La position la plus honnête est que l'achat de café de spécialité via des chaînes d'approvisionnement transparentes est meilleur que l'alternative - et ce n'est pas suffisant à lui seul pour réparer un système aux racines structurelles remontant à des siècles.
Ce que cela signifie lorsque vous achetez du café vert
Comprendre la chaîne d'approvisionnement du café est directement lié aux décisions que vous prenez en tant qu'acheteur.
Le prix reflète la structure de la chaîne d'approvisionnement, pas seulement la qualité. Deux cafés de qualité de tasse similaire peuvent avoir des prix différents si l'un est passé par cinq intermédiaires et l'autre par deux. Une chaîne plus courte et plus transparente ne garantit pas un meilleur café, mais signifie souvent une meilleure valeur et un accord plus équitable pour le producteur.
La transparence est un signal utile. Les fournisseurs qui peuvent vous dire où le café a été cultivé, qui l'a produit, comment il a été traité, et ce qu'ils ont payé, vous donnent des informations qui vous aident à évaluer la valeur.
Vos décisions d'achat ont des effets en amont. Lorsque vous achetez un café de spécialité bien produit à un prix équitable auprès d'un fournisseur transparent, ce signal remonte la chaîne. Cela ne résout pas à lui seul des siècles d'inégalités structurelles, mais cela contribue à un marché qui récompense la qualité et le soin à l'origine.
Acheter du café vert vous rapproche de la valeur. En tant que torréfacteur à domicile ou à petite échelle, vous éliminez la marge du commerce de détail et de la torréfaction. Une plus grande part de ce que vous dépensez va directement au café lui-même - et par extension, aux personnes et aux systèmes qui l'ont produit.
En résumé
La chaîne d'approvisionnement du café n'est pas un tapis roulant neutre. C'est un système façonné par l'histoire, l'économie et le pouvoir - un système construit pour transférer la valeur des pays producteurs vers les pays consommateurs, et qui le fait encore largement aujourd'hui.
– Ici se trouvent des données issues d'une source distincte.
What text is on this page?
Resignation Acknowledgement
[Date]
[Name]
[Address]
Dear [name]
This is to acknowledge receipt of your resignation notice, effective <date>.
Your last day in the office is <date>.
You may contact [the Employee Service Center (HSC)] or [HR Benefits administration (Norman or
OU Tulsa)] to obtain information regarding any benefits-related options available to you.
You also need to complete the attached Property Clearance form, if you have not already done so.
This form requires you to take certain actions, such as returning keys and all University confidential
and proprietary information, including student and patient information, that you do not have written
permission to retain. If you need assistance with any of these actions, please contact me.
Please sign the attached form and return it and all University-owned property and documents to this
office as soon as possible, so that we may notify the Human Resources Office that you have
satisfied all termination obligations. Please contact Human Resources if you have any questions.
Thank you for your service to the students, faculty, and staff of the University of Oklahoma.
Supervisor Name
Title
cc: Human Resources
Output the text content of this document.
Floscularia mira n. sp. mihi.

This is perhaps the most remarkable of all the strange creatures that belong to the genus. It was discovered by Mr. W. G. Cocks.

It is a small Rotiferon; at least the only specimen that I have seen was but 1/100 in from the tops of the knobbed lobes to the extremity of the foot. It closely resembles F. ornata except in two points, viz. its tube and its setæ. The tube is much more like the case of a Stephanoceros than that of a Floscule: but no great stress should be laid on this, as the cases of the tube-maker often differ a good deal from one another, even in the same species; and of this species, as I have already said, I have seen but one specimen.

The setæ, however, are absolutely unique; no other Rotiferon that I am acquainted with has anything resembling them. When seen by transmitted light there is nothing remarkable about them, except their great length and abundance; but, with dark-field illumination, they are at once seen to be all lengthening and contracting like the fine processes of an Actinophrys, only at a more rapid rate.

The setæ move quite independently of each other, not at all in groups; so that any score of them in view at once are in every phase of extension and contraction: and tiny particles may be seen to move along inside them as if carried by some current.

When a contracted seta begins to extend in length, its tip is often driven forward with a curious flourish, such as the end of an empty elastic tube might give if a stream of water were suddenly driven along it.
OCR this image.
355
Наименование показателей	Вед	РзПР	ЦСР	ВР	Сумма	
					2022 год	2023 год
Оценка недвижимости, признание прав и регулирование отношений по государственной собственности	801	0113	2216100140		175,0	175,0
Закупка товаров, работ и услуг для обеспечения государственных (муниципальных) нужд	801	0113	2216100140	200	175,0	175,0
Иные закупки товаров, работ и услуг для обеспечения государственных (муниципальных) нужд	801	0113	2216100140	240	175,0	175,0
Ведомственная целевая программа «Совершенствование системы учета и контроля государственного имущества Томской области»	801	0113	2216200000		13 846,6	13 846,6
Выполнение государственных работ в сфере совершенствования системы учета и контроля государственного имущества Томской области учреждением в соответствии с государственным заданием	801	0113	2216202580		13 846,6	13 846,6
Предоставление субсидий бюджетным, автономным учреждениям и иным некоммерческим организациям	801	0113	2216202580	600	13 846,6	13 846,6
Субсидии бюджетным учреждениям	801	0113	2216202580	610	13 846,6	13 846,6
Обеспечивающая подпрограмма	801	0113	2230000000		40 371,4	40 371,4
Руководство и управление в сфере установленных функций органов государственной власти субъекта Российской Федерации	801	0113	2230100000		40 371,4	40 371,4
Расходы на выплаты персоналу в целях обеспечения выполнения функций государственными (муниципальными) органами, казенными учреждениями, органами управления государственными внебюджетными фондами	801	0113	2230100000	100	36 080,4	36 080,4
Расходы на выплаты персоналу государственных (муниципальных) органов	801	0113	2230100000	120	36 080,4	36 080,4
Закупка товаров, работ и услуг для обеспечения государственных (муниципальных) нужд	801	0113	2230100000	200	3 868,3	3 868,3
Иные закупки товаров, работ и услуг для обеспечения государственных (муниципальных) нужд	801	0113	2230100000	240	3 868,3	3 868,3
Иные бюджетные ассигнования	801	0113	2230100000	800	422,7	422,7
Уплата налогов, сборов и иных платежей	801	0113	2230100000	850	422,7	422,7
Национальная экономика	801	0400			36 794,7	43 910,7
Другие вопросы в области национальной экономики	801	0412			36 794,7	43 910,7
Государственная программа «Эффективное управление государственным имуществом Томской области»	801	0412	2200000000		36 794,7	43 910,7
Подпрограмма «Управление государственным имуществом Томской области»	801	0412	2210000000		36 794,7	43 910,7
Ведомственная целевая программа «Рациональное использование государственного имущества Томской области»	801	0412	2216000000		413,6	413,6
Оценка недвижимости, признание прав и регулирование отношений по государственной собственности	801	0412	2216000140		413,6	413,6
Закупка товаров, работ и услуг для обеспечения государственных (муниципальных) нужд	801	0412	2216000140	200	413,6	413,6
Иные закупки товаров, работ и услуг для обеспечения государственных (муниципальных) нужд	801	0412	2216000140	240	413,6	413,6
Comprendre cela ne signifie pas que vous devez vous sentir coupable d'acheter du café. Cela signifie que vous pouvez voir le système tel qu'il est et faire des choix qui correspondent à ce que vous valorisez. Acheter du café vert de spécialité via des chaînes d'approvisionnement transparentes, auprès de fournisseurs honnêtes sur l'origine et les prix, est l'une des façons les plus directes de participer aux parties de l'industrie qui essaient de faire les choses différemment.
Le café dans votre torréfacteur est arrivé là après une longue chaîne d'efforts humains, de structures économiques et de forces historiques. Savoir cela ne change pas la saveur - mais cela peut changer votre façon de penser à ce pour quoi vous payez, et qui en bénéficie lorsque vous achetez.